En otras palabras, ya no confiamos tanto, como confiábamos en el pasado, en que la solidez de las instituciones asegure el desarrollo de la economía. Confiamos muchísimo más, aunque parezca extraño y aunque en el fondo sea ilógico, en determinadas personas. La gente que ha prosperado en los últimos años en Argentina, y que es mucha, sin duda, parece preferir que Carlos Menem sea reelegido. Los empresarios que antes apoyaban la candidatura presidencial de Mario Vargas Llosa en Perú y que ahora han hecho espléndidos negocios quieren que Fujimori sea presidente toda la vida. Nos dicen, por otro lado, que la reelección de Fernando Henrique Cardoso es indispensable para que no se derrumbe la economía brasileña. Con su inteligencia, con su cultura, con su espíritu democrático, el presidente Cardoso goza de toda mi simpatía. Pero esto de cambiar las normas constitucionales durante el periodo del interesado no me convence para nada.

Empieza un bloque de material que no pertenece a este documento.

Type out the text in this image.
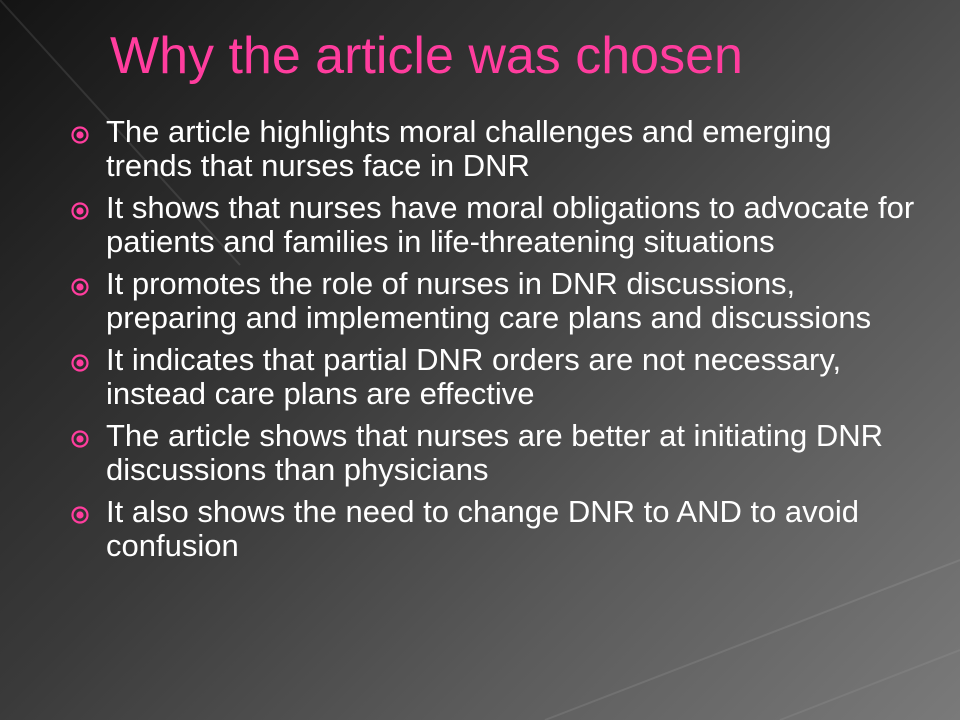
Why the article was chosen
The article highlights moral challenges and emerging trends that nurses face in DNR
It shows that nurses have moral obligations to advocate for patients and families in life-threatening situations
It promotes the role of nurses in DNR discussions, preparing and implementing care plans and discussions
It indicates that partial DNR orders are not necessary, instead care plans are effective
The article shows that nurses are better at initiating DNR discussions than physicians
It also shows the need to change DNR to AND to avoid confusion
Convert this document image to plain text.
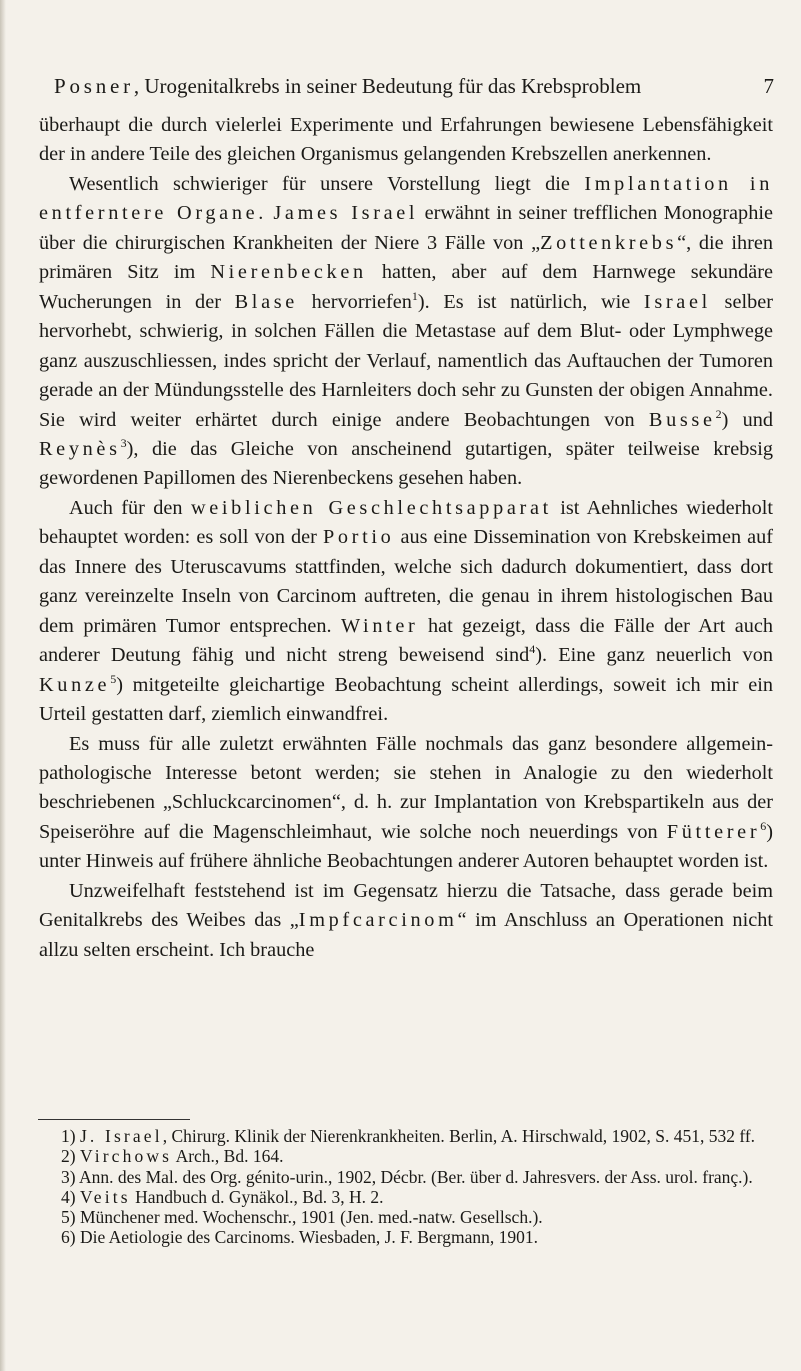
Posner, Urogenitalkrebs in seiner Bedeutung für das Krebsproblem	7

überhaupt die durch vielerlei Experimente und Erfahrungen bewiesene Lebensfähigkeit der in andere Teile des gleichen Organismus gelangenden Krebszellen anerkennen.

Wesentlich schwieriger für unsere Vorstellung liegt die Implantation in entferntere Organe. James Israel erwähnt in seiner trefflichen Monographie über die chirurgischen Krankheiten der Niere 3 Fälle von „Zottenkrebs“, die ihren primären Sitz im Nierenbecken hatten, aber auf dem Harnwege sekundäre Wucherungen in der Blase hervorriefen$^1$). Es ist natürlich, wie Israel selber hervorhebt, schwierig, in solchen Fällen die Metastase auf dem Blut- oder Lymphwege ganz auszuschliessen, indes spricht der Verlauf, namentlich das Auftauchen der Tumoren gerade an der Mündungsstelle des Harnleiters doch sehr zu Gunsten der obigen Annahme. Sie wird weiter erhärtet durch einige andere Beobachtungen von Busse$^2$) und Reynès$^3$), die das Gleiche von anscheinend gutartigen, später teilweise krebsig gewordenen Papillomen des Nierenbeckens gesehen haben.

Auch für den weiblichen Geschlechtsapparat ist Aehnliches wiederholt behauptet worden: es soll von der Portio aus eine Dissemination von Krebskeimen auf das Innere des Uteruscavums stattfinden, welche sich dadurch dokumentiert, dass dort ganz vereinzelte Inseln von Carcinom auftreten, die genau in ihrem histologischen Bau dem primären Tumor entsprechen. Winter hat gezeigt, dass die Fälle der Art auch anderer Deutung fähig und nicht streng beweisend sind$^4$). Eine ganz neuerlich von Kunze$^5$) mitgeteilte gleichartige Beobachtung scheint allerdings, soweit ich mir ein Urteil gestatten darf, ziemlich einwandfrei.

Es muss für alle zuletzt erwähnten Fälle nochmals das ganz besondere allgemein-pathologische Interesse betont werden; sie stehen in Analogie zu den wiederholt beschriebenen „Schluckcarcinomen“, d. h. zur Implantation von Krebspartikeln aus der Speiseröhre auf die Magenschleimhaut, wie solche noch neuerdings von Fütterer$^6$) unter Hinweis auf frühere ähnliche Beobachtungen anderer Autoren behauptet worden ist.

Unzweifelhaft feststehend ist im Gegensatz hierzu die Tatsache, dass gerade beim Genitalkrebs des Weibes das „Impfcarcinom“ im Anschluss an Operationen nicht allzu selten erscheint. Ich brauche

1) J. Israel, Chirurg. Klinik der Nierenkrankheiten. Berlin, A. Hirschwald, 1902, S. 451, 532 ff.

2) Virchows Arch., Bd. 164.

3) Ann. des Mal. des Org. génito-urin., 1902, Décbr. (Ber. über d. Jahresvers. der Ass. urol. franç.).

4) Veits Handbuch d. Gynäkol., Bd. 3, H. 2.

5) Münchener med. Wochenschr., 1901 (Jen. med.-natw. Gesellsch.).

6) Die Aetiologie des Carcinoms. Wiesbaden, J. F. Bergmann, 1901.
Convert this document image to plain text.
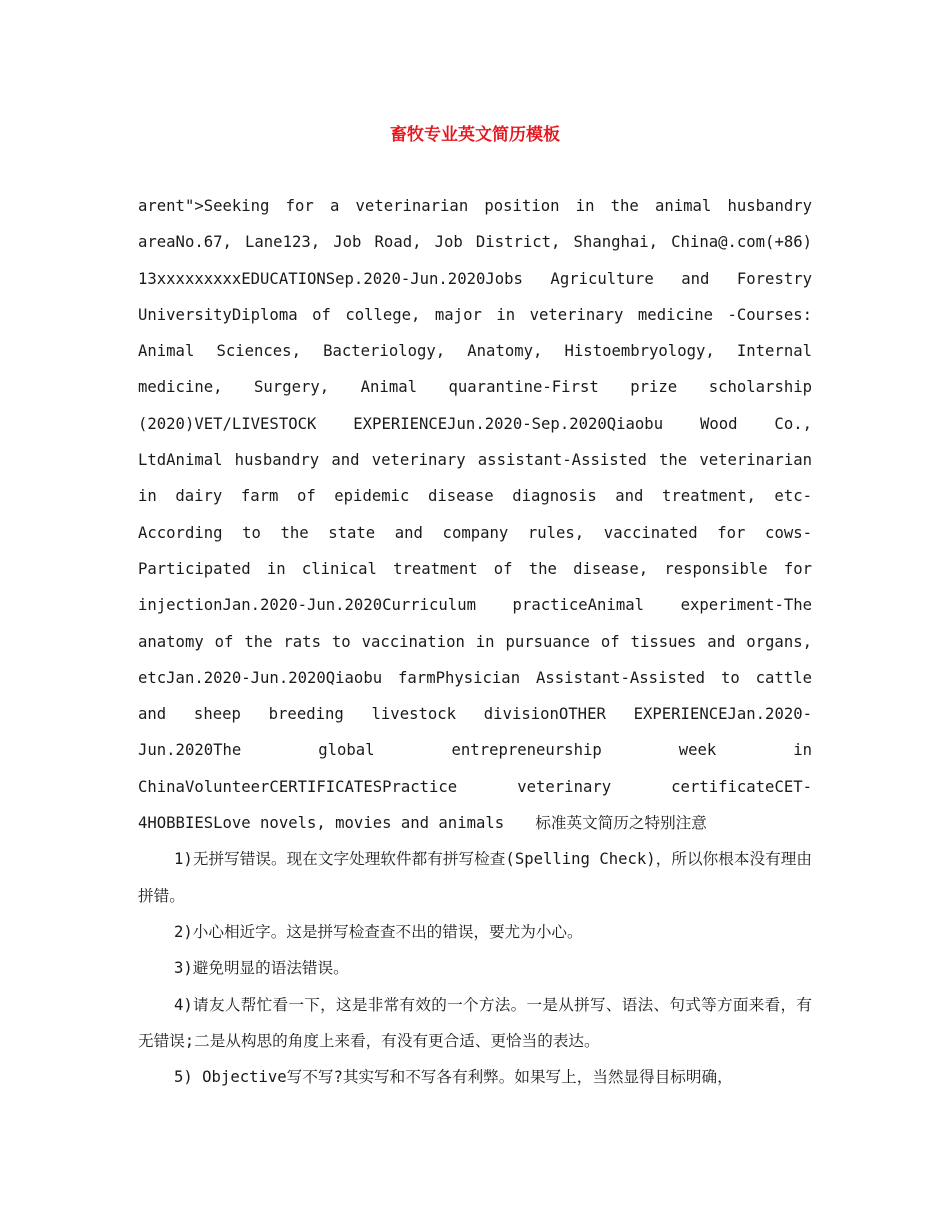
畜牧专业英文简历模板

arent">Seeking for a veterinarian position in the animal husbandry areaNo.67, Lane123, Job Road, Job District, Shanghai, China@.com(+86) 13xxxxxxxxxEDUCATIONSep.2020-Jun.2020Jobs Agriculture and Forestry UniversityDiploma of college, major in veterinary medicine -Courses: Animal Sciences, Bacteriology, Anatomy, Histoembryology, Internal medicine, Surgery, Animal quarantine-First prize scholarship (2020)VET/LIVESTOCK EXPERIENCEJun.2020-Sep.2020Qiaobu Wood Co., LtdAnimal husbandry and veterinary assistant-Assisted the veterinarian in dairy farm of epidemic disease diagnosis and treatment, etc-According to the state and company rules, vaccinated for cows-Participated in clinical treatment of the disease, responsible for injectionJan.2020-Jun.2020Curriculum practiceAnimal experiment-The anatomy of the rats to vaccination in pursuance of tissues and organs, etcJan.2020-Jun.2020Qiaobu farmPhysician Assistant-Assisted to cattle and sheep breeding livestock divisionOTHER EXPERIENCEJan.2020-Jun.2020The global entrepreneurship week in ChinaVolunteerCERTIFICATESPractice veterinary certificateCET-4HOBBIESLove novels, movies and animals　　标准英文简历之特别注意

1)无拼写错误。现在文字处理软件都有拼写检查(Spelling Check)，所以你根本没有理由拼错。

2)小心相近字。这是拼写检查查不出的错误，要尤为小心。

3)避免明显的语法错误。

4)请友人帮忙看一下，这是非常有效的一个方法。一是从拼写、语法、句式等方面来看，有无错误;二是从构思的角度上来看，有没有更合适、更恰当的表达。

5) Objective写不写?其实写和不写各有利弊。如果写上，当然显得目标明确，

El régimen parlamentario de la mayoría de los países europeos permite que los políticos más competentes duren largo tiempo en sus cargos, sin que esto, por lo menos en apariencia, ponga en peligro el sistema democrático. Nosotros hemos pensado desde hace tiempo, aquí y en casi toda América Latina, que el parlamentarismo a la europea no se aviene con nuestra idiosincrasia, que necesitamos un poder ejecutivo fuerte. Hemos creado un ejecutivo así y nos hemos empeñado en limitar su poder de diferentes maneras. Ahora bien, un ejecutivo fuerte con la reelección asegurada es la más perfecta de las dictaduras. Si el sistema se empieza a imponer en países importantes del continente, habremos regresado, en vísperas del siglo XXI, por vías indirectas, por el camino más largo, al siglo XIX, al de los caudillos bárbaros y los caudillos un poco menos bárbaros.